Two filmmakers from Gothenburg, Sweden, decided to create an experiment using a 30-foot diving board at a swimming pool. They found a variety of willing volunteers to take part and then recorded the results. And what they discovered was fascinating.
Filmmakers Axel Danielson and Maximilien Van Aertryck offered volunteers the equivalent of $30 each to make the 30-foot jump from the diving board. Notably, the main requirement was that volunteers should not have dived from that height before. So, it would be a new experience for everyone involved.
As a result of an online ad that the filmmakers posted, they were able to attract 67 people to make the jump. The volunteers consisted of men and women of all ages. Each participant would climb the ladders to reach the top and then walk to the edge of the board.
The resulting short film Ten Meter Tower, titled Hopptornet in Swedish, is around 15 minutes long. It’s currently available to stream on The New York Times’ website, after being screened at the Sundance Film Festival. But why is the film so intriguing?
The two filmmakers said, “We filmed it all with six cameras and several microphones. It was important for us not to conceal the fact that this was an arranged situation, and thus we chose to show the microphones within the frame.”
In essence, Danielson and Van Aertryck sought to portray an emotion not often found in documentaries: doubt. They picked the 30-foot diving board because it would be a situation that everyone watching would be able to understand. Consequently, the film offers psychological insights.

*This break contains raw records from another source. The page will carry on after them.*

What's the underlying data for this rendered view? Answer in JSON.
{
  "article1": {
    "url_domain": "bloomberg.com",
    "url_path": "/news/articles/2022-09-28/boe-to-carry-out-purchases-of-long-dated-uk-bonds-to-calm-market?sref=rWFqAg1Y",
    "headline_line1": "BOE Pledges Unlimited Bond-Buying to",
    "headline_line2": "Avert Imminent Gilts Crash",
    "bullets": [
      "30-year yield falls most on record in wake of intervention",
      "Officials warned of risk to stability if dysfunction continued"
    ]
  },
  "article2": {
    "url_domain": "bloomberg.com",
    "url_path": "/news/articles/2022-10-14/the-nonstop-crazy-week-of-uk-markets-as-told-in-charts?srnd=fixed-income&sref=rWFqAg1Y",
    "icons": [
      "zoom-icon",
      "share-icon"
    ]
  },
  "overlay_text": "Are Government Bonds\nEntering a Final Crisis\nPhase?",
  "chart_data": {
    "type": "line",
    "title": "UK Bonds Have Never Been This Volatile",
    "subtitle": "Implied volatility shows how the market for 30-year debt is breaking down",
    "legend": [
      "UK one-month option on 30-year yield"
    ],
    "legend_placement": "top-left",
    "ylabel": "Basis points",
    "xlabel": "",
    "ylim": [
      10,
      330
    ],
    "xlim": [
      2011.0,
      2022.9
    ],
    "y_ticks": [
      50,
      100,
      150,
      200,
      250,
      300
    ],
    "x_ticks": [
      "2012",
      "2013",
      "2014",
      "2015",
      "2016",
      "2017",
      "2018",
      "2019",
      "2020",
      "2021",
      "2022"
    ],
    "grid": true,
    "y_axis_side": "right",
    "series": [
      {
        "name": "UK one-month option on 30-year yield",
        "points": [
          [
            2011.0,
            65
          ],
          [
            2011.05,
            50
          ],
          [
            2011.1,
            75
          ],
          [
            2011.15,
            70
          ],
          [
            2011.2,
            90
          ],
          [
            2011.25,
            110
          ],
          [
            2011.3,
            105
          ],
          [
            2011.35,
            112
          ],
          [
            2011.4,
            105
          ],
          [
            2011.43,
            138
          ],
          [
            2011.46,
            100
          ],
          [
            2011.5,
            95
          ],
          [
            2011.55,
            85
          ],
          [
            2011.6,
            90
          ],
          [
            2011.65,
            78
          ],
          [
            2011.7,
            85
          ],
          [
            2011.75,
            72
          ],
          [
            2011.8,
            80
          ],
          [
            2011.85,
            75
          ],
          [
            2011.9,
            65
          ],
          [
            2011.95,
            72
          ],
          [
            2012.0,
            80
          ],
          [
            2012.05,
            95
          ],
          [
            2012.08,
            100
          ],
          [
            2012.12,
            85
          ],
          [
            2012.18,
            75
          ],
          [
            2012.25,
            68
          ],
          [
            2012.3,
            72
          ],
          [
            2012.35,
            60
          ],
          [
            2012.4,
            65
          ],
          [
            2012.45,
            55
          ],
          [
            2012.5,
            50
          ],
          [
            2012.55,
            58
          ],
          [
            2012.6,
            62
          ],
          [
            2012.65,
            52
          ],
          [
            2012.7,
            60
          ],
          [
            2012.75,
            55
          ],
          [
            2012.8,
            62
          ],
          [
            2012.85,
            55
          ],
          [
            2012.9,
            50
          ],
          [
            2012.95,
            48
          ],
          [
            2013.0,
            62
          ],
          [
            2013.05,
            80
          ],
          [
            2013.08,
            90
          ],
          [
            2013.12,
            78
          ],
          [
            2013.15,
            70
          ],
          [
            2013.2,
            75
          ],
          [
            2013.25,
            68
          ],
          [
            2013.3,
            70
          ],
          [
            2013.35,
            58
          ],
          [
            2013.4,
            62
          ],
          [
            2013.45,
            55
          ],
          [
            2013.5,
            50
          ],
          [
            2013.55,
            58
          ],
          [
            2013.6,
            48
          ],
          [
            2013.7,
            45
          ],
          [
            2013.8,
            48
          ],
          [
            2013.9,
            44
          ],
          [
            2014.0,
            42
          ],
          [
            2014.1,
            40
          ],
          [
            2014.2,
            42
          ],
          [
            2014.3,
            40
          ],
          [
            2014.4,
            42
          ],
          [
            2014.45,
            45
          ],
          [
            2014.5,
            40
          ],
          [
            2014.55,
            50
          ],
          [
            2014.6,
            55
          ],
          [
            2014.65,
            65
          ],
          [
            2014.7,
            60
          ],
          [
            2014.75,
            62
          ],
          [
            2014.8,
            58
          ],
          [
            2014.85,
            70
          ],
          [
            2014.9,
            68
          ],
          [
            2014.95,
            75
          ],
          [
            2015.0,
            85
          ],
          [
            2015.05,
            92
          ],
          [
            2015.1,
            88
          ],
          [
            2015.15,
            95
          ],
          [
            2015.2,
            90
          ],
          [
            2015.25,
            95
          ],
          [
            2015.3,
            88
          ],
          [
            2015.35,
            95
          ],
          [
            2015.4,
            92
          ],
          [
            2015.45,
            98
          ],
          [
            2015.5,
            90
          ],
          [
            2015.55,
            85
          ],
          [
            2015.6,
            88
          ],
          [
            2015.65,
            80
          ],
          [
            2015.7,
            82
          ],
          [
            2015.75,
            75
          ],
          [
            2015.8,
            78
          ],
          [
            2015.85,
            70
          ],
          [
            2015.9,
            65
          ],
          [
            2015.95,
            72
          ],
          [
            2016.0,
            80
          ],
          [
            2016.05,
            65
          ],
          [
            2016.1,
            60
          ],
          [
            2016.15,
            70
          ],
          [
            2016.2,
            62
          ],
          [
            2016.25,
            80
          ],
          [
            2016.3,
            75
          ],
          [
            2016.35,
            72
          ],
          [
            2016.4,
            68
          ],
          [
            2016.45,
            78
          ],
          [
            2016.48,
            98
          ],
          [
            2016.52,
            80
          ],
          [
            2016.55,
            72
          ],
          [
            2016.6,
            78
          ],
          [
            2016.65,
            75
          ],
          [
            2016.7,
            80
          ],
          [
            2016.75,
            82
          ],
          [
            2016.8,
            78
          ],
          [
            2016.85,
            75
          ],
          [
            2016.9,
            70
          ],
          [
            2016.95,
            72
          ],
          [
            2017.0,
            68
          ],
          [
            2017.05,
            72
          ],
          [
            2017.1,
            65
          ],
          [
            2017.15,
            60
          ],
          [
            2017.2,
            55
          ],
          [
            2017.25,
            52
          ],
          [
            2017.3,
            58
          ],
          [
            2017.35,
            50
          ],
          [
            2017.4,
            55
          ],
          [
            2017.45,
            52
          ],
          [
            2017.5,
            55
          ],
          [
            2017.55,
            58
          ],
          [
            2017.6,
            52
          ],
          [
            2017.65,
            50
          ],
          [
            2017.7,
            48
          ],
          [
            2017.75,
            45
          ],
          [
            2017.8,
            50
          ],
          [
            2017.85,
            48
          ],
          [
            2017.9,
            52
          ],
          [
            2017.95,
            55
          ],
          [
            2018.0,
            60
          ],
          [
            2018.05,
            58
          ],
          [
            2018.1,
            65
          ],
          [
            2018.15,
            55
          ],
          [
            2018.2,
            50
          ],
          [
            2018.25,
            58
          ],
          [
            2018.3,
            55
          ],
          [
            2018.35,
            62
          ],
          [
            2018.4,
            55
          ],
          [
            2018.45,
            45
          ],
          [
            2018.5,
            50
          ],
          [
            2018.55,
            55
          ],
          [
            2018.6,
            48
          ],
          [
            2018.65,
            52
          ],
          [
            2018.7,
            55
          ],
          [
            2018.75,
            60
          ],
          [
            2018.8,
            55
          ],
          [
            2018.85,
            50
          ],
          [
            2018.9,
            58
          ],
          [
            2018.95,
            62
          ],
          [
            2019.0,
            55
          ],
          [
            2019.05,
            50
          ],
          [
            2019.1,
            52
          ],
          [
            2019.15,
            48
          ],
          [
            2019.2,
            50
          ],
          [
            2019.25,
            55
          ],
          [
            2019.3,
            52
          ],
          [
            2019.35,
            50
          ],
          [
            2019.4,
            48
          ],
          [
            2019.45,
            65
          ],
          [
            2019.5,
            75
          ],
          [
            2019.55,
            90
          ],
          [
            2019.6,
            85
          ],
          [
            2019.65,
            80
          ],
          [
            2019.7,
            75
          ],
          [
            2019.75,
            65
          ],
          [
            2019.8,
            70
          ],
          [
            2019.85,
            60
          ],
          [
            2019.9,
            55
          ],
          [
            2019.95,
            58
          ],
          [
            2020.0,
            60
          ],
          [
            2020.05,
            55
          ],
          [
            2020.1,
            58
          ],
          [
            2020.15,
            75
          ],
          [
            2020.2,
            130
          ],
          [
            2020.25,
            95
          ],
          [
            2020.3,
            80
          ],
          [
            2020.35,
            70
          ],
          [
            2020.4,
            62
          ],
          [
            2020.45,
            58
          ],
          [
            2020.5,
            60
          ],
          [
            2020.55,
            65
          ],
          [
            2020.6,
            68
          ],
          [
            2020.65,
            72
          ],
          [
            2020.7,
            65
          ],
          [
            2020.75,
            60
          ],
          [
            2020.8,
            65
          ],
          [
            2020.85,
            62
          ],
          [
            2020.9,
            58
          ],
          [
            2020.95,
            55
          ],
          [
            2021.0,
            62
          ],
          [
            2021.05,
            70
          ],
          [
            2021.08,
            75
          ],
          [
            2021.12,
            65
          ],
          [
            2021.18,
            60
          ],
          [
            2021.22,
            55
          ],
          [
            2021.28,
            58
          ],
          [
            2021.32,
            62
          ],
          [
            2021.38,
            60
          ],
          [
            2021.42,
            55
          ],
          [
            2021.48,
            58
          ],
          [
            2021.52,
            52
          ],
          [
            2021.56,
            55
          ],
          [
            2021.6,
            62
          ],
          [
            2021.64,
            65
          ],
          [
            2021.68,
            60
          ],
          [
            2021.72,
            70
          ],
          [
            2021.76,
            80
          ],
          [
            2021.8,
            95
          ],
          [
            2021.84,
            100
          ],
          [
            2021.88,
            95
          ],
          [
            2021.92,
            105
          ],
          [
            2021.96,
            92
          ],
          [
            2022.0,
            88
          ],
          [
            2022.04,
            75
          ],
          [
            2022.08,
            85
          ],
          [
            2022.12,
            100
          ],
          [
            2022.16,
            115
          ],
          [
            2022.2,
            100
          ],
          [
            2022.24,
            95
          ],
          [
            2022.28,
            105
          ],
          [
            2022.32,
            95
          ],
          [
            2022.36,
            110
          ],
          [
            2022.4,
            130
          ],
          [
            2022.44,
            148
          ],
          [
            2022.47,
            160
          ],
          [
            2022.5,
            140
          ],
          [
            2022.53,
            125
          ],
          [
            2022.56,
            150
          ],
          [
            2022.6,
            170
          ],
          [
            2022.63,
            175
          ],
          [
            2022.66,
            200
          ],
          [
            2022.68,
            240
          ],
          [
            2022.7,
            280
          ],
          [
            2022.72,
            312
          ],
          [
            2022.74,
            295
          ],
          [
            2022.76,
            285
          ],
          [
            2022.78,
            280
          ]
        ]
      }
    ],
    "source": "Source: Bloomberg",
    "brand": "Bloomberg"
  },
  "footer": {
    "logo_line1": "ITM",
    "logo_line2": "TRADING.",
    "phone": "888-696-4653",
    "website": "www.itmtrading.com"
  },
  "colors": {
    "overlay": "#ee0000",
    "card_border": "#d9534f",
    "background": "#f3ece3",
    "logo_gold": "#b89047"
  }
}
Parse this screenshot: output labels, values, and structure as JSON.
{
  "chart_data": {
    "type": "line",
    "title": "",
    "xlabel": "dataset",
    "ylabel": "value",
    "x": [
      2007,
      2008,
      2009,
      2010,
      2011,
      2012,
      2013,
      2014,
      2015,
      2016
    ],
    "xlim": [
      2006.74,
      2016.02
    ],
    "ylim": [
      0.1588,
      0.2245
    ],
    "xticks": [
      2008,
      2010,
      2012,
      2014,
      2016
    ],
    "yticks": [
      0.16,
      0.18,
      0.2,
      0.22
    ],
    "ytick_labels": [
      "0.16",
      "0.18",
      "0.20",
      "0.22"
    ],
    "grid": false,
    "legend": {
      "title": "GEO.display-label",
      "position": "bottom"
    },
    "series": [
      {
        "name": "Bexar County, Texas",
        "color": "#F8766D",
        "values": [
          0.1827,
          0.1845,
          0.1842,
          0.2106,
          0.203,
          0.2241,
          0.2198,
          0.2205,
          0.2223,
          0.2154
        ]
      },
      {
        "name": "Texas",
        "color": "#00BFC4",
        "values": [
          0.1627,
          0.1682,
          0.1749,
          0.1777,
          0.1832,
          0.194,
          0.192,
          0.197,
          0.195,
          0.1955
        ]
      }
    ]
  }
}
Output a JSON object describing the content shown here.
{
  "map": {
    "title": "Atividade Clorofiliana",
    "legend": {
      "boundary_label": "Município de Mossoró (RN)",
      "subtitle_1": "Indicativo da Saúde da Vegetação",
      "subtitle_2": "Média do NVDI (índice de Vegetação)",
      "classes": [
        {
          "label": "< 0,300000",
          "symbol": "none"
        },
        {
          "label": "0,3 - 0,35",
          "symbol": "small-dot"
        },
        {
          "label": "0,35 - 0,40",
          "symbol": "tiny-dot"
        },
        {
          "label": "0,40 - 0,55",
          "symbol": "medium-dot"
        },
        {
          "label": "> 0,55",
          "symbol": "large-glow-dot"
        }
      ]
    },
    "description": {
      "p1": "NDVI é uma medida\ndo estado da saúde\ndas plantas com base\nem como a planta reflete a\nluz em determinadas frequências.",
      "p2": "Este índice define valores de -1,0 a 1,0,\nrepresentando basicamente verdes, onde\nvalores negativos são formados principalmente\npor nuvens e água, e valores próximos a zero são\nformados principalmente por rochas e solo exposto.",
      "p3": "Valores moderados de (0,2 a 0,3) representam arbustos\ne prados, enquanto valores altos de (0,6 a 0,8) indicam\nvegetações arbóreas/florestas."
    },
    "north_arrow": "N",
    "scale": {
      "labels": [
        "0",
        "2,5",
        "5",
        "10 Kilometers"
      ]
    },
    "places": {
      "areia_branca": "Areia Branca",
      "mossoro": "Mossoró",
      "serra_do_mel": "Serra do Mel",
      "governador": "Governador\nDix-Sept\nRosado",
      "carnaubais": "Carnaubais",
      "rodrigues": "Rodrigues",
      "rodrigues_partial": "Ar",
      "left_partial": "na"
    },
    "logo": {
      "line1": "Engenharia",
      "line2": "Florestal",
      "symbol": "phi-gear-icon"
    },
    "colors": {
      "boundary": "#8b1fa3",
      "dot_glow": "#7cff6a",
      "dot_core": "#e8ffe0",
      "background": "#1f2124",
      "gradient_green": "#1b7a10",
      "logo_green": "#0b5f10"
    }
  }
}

On his website, Van Aertryck subsequently wrote, “Ten Meter Tower is an entertaining study of the human in a vulnerable position. People who have never been up there before have to choose whether to jump or climb down.”
One of the key elements of the experiment is peer pressure, since the other participants and the cameras force people into making a decision about whether to jump. Van Aertryck explained, “The situation itself highlights a dilemma: to weigh the instinctive fear of taking the step out against the humiliation of having to climb down.”
And given those circumstances, the film is very engaging. Viewers watch these strangers try to summon up the guts to make the jump, rooting for them. Additionally, we feel a person’s disappointment and frustration when they can’t bring themselves to make the leap.
“Ultimately, about 70 per cent of those who climbed did jump,” the directors told It’s Nice That. “We noticed that the presence of the camera, as well as the social pressure from those awaiting their turn beside the pool, pushed some of the participants to jump, which made their behavior even more interesting.”
The filmmakers felt that while the film is both short and amusing, it also offers an insight into human nature. “Overcoming our most cautious impulses with bravery unites all humankind,” they said. “It’s something that has shaped us through the ages.”
And the film certainly does offer up some amusing moments. One of the opening scenes consists of images of two divers in parallel shots: a young man on the left, and a little girl who is vocally psyching herself up on the right. The girl subsequently rushes and takes the leap, but the man stands on the edge, seemingly unable to move.
Moreover, the ability to take the leap wasn’t defined by age or gender. A tall young man tries to force himself off the edge, but has to give up and climb back down. In contrast, one female diver ends the film by fearlessly performing a backflip from the ledge, captured in slow motion.
Perhaps the most uplifting moment is that of an older lady in a blue swimming costume. Initially, she appears to struggle, her hands on her knees. At one point she even seems to give up, beginning the descent down the ladder, only to change her mind and jump from the edge.
The divers didn’t always have to go it alone, either. As an illustration, a couple named Linus and Frida ascended the tower together and then talked through the decision to jump for several minutes. Eventually, viewers are pleased to see them take the plunge, one after the other.
It is these interpersonal dynamics that make Ten Meter Tower such an interesting film. And there have been plenty of previous psychological experiments that explored similar themes. One prominent example is the Asch Conformity Study, which was conducted back in 1951.
Conceived by Dr. Solomon Asch, the experiment asked a simple question. A group of participants were given a sheet of paper with three lines drawn on it, each line a different length. Then, they were told to identify the longest line on the paper.
In truth, however, there was only one real participant per group. The rest were actors. And most of them would point to the wrong line, insisting that it was the longest. In this case, the experiment found that the peer pressure from the group would usually be enough to convince the real participant to give an answer that they knew was wrong.
Asch’s experiment demonstrated that the real participant would agree with the wrong answer most of the time. In other words, it showed that although we are intelligent individuals, our need to conform is generally a strong impulse. And that is a difficult thing to fight.
Both experiments show us that while we might think of ourselves in a certain way, our actions can clearly influenced by the attitudes of those around us. Whether we are showing signs of bravery or cowardice, individuality or conformity, we all have one thing in common. And that’s our humanity, warts and all.